Dengan demikian, istilah “semitik” tidak dapat secara eksklusif dikaitkan dengan bangsa Yahudi saja, dan “antisemitisme” seharusnya tidak hanya merujuk pada tindakan diskriminasi terhadap bangsa Yahudi. Tindakan persekusi, penjajahan, dan pelanggaran hak asasi manusia terhadap bangsa Arab atau Kanaan, yang merupakan penduduk asli Palestina modern bahkan sebelum berdirinya negara Israel, juga dapat dikategorikan sebagai sikap antisemitisme.
Oleh karena itu, dalam upaya menciptakan perdamaian antara Palestina dan Israel, penggunaan hak veto oleh Greenfield diharapkan dapat dilakukan dengan lebih bijaksana dan mempertimbangkan kepentingan semua pihak yang terlibat, tidak hanya berfokus pada kepentingan satu pihak. Termasuk dalam hal ini adalah penggunaan istilah antisemitik, yang seharusnya tidak hanya dikaitkan dengan sikap anti-Israel, tetapi juga diterapkan pada mereka yang mengabaikan hak-hak kemanusiaan bangsa Palestina.
Peluang Indonesia sebagai Fasilitator Perdamaian di Era Kepemimpinan Prabowo
Unggahan Nasaruddin Umar di media sosial mengenai penerimaan Linda Thomas-Greenfield di Masjid Istiqlal mendapat berbagai tanggapan dari warganet Indonesia.

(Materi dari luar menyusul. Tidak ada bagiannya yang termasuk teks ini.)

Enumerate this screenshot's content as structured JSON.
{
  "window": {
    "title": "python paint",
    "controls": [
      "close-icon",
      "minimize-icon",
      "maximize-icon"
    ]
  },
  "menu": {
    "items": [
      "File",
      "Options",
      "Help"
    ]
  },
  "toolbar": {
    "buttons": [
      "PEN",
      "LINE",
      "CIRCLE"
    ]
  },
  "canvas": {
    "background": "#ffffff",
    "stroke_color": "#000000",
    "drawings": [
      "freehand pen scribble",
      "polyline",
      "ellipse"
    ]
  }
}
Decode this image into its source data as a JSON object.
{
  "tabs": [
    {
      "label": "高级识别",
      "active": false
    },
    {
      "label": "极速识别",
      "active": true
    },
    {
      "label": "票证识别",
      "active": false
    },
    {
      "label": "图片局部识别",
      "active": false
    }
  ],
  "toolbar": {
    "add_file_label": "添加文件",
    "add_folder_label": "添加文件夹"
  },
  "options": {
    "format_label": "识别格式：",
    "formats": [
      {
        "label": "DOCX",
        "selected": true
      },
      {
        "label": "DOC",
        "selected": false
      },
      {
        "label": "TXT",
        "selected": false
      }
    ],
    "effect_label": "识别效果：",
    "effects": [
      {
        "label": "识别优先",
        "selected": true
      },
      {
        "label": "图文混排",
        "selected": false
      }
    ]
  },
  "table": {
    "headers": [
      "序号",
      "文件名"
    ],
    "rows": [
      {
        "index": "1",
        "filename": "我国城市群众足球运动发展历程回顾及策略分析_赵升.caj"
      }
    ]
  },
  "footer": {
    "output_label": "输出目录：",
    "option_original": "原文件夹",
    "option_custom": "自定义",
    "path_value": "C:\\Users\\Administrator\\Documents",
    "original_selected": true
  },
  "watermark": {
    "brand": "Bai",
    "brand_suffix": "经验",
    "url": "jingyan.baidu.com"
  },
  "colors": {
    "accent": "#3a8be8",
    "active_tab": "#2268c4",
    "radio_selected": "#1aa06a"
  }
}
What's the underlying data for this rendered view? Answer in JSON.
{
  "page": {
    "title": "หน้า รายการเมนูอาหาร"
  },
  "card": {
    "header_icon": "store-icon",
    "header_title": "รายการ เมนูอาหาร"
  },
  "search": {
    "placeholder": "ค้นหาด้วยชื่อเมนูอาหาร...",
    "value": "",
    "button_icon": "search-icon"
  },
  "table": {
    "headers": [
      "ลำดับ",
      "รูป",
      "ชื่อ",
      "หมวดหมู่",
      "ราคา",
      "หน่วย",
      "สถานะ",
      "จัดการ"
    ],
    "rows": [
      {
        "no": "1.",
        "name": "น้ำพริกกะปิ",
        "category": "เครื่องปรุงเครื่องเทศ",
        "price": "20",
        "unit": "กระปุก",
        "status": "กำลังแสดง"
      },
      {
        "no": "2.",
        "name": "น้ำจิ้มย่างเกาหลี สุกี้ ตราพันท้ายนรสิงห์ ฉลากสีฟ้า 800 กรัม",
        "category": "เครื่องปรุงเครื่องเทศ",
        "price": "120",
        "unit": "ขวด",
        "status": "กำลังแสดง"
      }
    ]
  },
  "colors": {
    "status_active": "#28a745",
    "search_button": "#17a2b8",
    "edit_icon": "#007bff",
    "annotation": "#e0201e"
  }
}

Sejumlah komentar mengekspresikan kekecewaan, bahkan ada yang memberikan label “liberal” dengan konotasi negatif kepada menteri agama yang baru saja dilantik.
Penting untuk dipahami bahwa kunjungan Linda Greenfield merupakan bagian dari protokol diplomatik yang lazim dilakukan antar negara untuk memelihara hubungan bilateral. Dalam konteks ini, diplomasi dapat didefinisikan sebagai “…penggunaan taktik untuk memperoleh keuntungan strategis atau menemukan solusi yang dapat diterima bersama atas tantangan umum, dengan salah satu alatnya adalah penggunaan pernyataan yang tidak konfrontatif atau sopan“.
Kunjungan kenegaraan merupakan bentuk kesopanan diplomatik dan upaya untuk memastikan hubungan antar negara berjalan dengan baik. Praktik diplomasi semacam ini telah lama menjadi bagian integral dari hubungan internasional, terlepas dari perbedaan pandangan antara kedua negara mengenai isu-isu tertentu, seperti dalam hal ini adalah Israel. Sebagai tuan rumah, Indonesia memiliki kewajiban untuk menyambut utusan negara lain sebagai tamu negara.
Perlu digarisbawahi bahwa posisi Nasaruddin Umar sebagai Menteri Agama tidak relevan untuk dijadikan dasar tuduhan kurangnya empati terhadap penderitaan rakyat Palestina hanya karena menerima kunjungan Greenfield. Kunjungan tersebut merupakan bagian dari protokol diplomatik terkait pelantikan presiden, dan Umar bertindak dalam kapasitasnya sebagai pejabat pemerintah, bukan sebagai menteri luar negeri.
Meskipun demikian, sebagai negara yang menganut politik luar negeri bebas aktif dan konsisten memperjuangkan kemerdekaan setiap bangsa, Indonesia tetap perlu mendorong upaya terbaik untuk mewujudkan kemerdekaan bangsa Palestina dan mengakhiri konflik berkepanjangan yang telah menimpa rakyat Palestina.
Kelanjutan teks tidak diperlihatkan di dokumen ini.